Nearly 200 local commercial regional radio stations will cease online simulcasts of shows over the internet by midnight today after being asked to pay for a separate licence fee, says Commercial Radio Australia (CRA).
The extra fee is a result of the Federal Court ruling in February last year that internet simulcasts of radio programs fall outside the definition of a “broadcast” under the Copyright Act and are therefore not covered by existing licences to commercial radio networks.
After the ruling the Copyright Tribunal ordered broadcasters to apply for an interim simulcast licence by the end of today.
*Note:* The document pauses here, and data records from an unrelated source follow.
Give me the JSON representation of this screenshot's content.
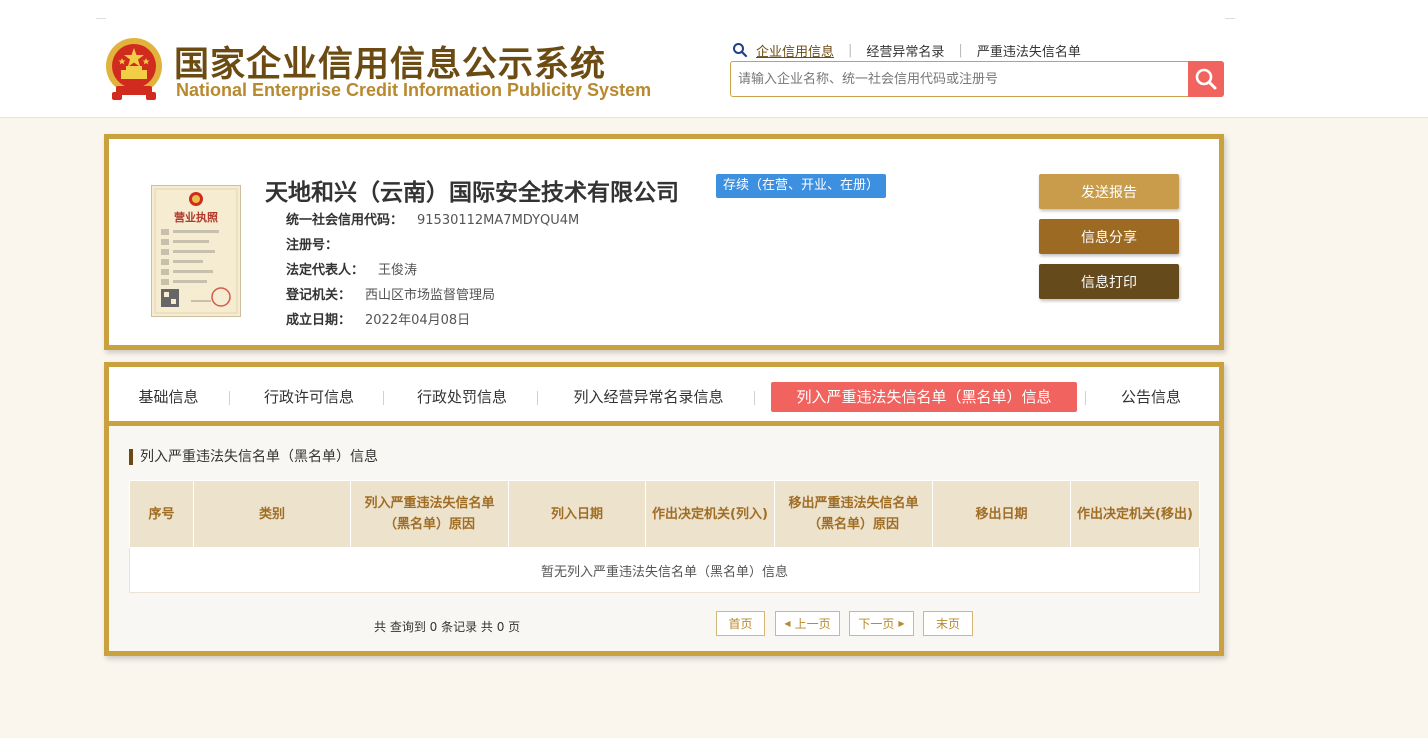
{
  "header": {
    "title_cn": "国家企业信用信息公示系统",
    "title_en": "National Enterprise Credit Information Publicity System",
    "links": [
      "企业信用信息",
      "经营异常名录",
      "严重违法失信名单"
    ],
    "search_placeholder": "请输入企业名称、统一社会信用代码或注册号"
  },
  "company": {
    "name": "天地和兴（云南）国际安全技术有限公司",
    "status": "存续（在营、开业、在册）",
    "license_title": "营业执照",
    "fields": [
      {
        "label": "统一社会信用代码：",
        "value": "91530112MA7MDYQU4M"
      },
      {
        "label": "注册号：",
        "value": ""
      },
      {
        "label": "法定代表人：",
        "value": "王俊涛"
      },
      {
        "label": "登记机关：",
        "value": "西山区市场监督管理局"
      },
      {
        "label": "成立日期：",
        "value": "2022年04月08日"
      }
    ]
  },
  "actions": {
    "send": "发送报告",
    "share": "信息分享",
    "print": "信息打印"
  },
  "tabs": [
    "基础信息",
    "行政许可信息",
    "行政处罚信息",
    "列入经营异常名录信息",
    "列入严重违法失信名单（黑名单）信息",
    "公告信息"
  ],
  "section": {
    "title": "列入严重违法失信名单（黑名单）信息",
    "columns": [
      "序号",
      "类别",
      "列入严重违法失信名单（黑名单）原因",
      "列入日期",
      "作出决定机关(列入)",
      "移出严重违法失信名单（黑名单）原因",
      "移出日期",
      "作出决定机关(移出)"
    ],
    "empty_text": "暂无列入严重违法失信名单（黑名单）信息",
    "total_text": "共 查询到 0 条记录 共 0 页"
  },
  "pagination": {
    "first": "首页",
    "prev": "上一页",
    "next": "下一页",
    "last": "末页"
  },
  "colors": {
    "gold": "#c9a13f",
    "brown": "#6b4b12",
    "accent_red": "#f1635e",
    "status_blue": "#3d8fe0"
  }
}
CRA’s CEO Joan Warner told Mumbrella: “This is a major issue for the radio industry, it’s an issue where record companies want stations to pay twice if listeners choose to listen online to an exact simulcast of a broadcast, nothing is changed, there’s no additional advertising, there’s no different advertising, it’s an exact simulcast.
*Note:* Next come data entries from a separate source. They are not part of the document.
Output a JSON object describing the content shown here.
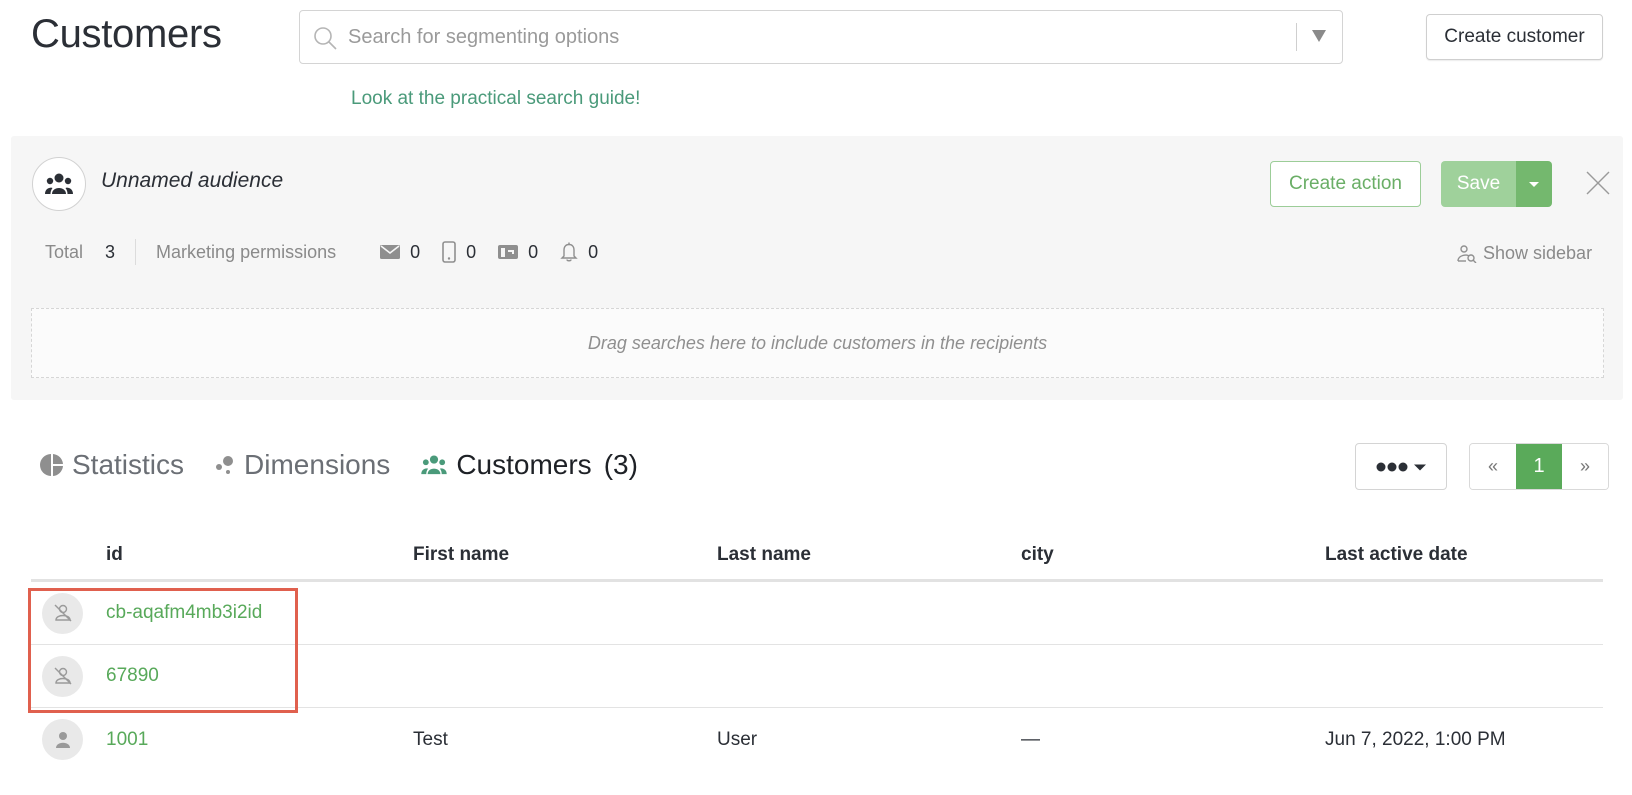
{
  "header": {
    "title": "Customers",
    "search": {
      "placeholder": "Search for segmenting options",
      "value": ""
    },
    "guide_link": "Look at the practical search guide!",
    "create_customer_label": "Create customer"
  },
  "audience": {
    "name": "Unnamed audience",
    "create_action_label": "Create action",
    "save_label": "Save",
    "stats": {
      "total_label": "Total",
      "total_value": "3",
      "permissions_label": "Marketing permissions",
      "permissions": [
        {
          "icon": "email-icon",
          "value": "0"
        },
        {
          "icon": "mobile-icon",
          "value": "0"
        },
        {
          "icon": "mailbox-icon",
          "value": "0"
        },
        {
          "icon": "bell-icon",
          "value": "0"
        }
      ]
    },
    "show_sidebar_label": "Show sidebar",
    "drop_zone_text": "Drag searches here to include customers in the recipients"
  },
  "tabs": [
    {
      "label": "Statistics",
      "icon": "pie-chart-icon",
      "active": false
    },
    {
      "label": "Dimensions",
      "icon": "dimensions-icon",
      "active": false
    },
    {
      "label": "Customers",
      "icon": "users-icon",
      "active": true,
      "count": "(3)"
    }
  ],
  "pagination": {
    "prev": "«",
    "current": "1",
    "next": "»"
  },
  "colors": {
    "accent": "#5aaa5a",
    "link": "#58a95a",
    "highlight": "#e0604e"
  },
  "table": {
    "columns": [
      "id",
      "First name",
      "Last name",
      "city",
      "Last active date"
    ],
    "rows": [
      {
        "avatar": "anonymous-user-icon",
        "id": "cb-aqafm4mb3i2id",
        "first_name": "",
        "last_name": "",
        "city": "",
        "last_active": ""
      },
      {
        "avatar": "anonymous-user-icon",
        "id": "67890",
        "first_name": "",
        "last_name": "",
        "city": "",
        "last_active": ""
      },
      {
        "avatar": "user-icon",
        "id": "1001",
        "first_name": "Test",
        "last_name": "User",
        "city": "—",
        "last_active": "Jun 7, 2022, 1:00 PM"
      }
    ]
  }
}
“The whole industry is concerned by the potential cost of the scheme that the record companies are proposing to pursue legally.”
The suit was taken to the High Court by the Phonographic Performance Company of Australia (PPCA) – acting on behalf of artists and music labels – who demanded the second fee.
In its judgment, the court concluded that when a radio station provides a simulcast of its standard AM, FM or digital broadcast, it is a separate communication to the public when examined under the definition of “broadcast” under the Copyright Act 1969 .
The Copyright Tribunal ordered broadcasters to apply for an interim simulcast licence by midnight tonight to enable them to legally continue to simulcast their broadcast online.
But if the PPCA is successful in getting its scheme endorsed the CRA fears “fees may be back dated to the start of the interim licence and the financial liability amassed by radio stations would be cost prohibitive, particularly for regional stations”.
“The interim scheme isn’t the issue, the issue is what are we going to be hit with once the record companies pursue this as they have been doing aggressively through every legal avenue,” Warner explained.
“We don’t pay an extra fee when people listen on a car radio or on an FM chip in a phone or in a clock radio. So the industry as a whole believes its not fair that we pay an extra, and higher fee just because some listeners find it convenient to listen online.
“Some local stations did not simulcast because of this issue, they were concerned months ago about the liability,” Warner said.
Grant Broadcasters, chose to cease providing an online simulcast in September last year.
Local commercial metropolitan radio stations are reviewing their position on a weekly basis and also may switch off in the future.
Record companies contacted by Mumbrella were unable to provide comment at the time of publication.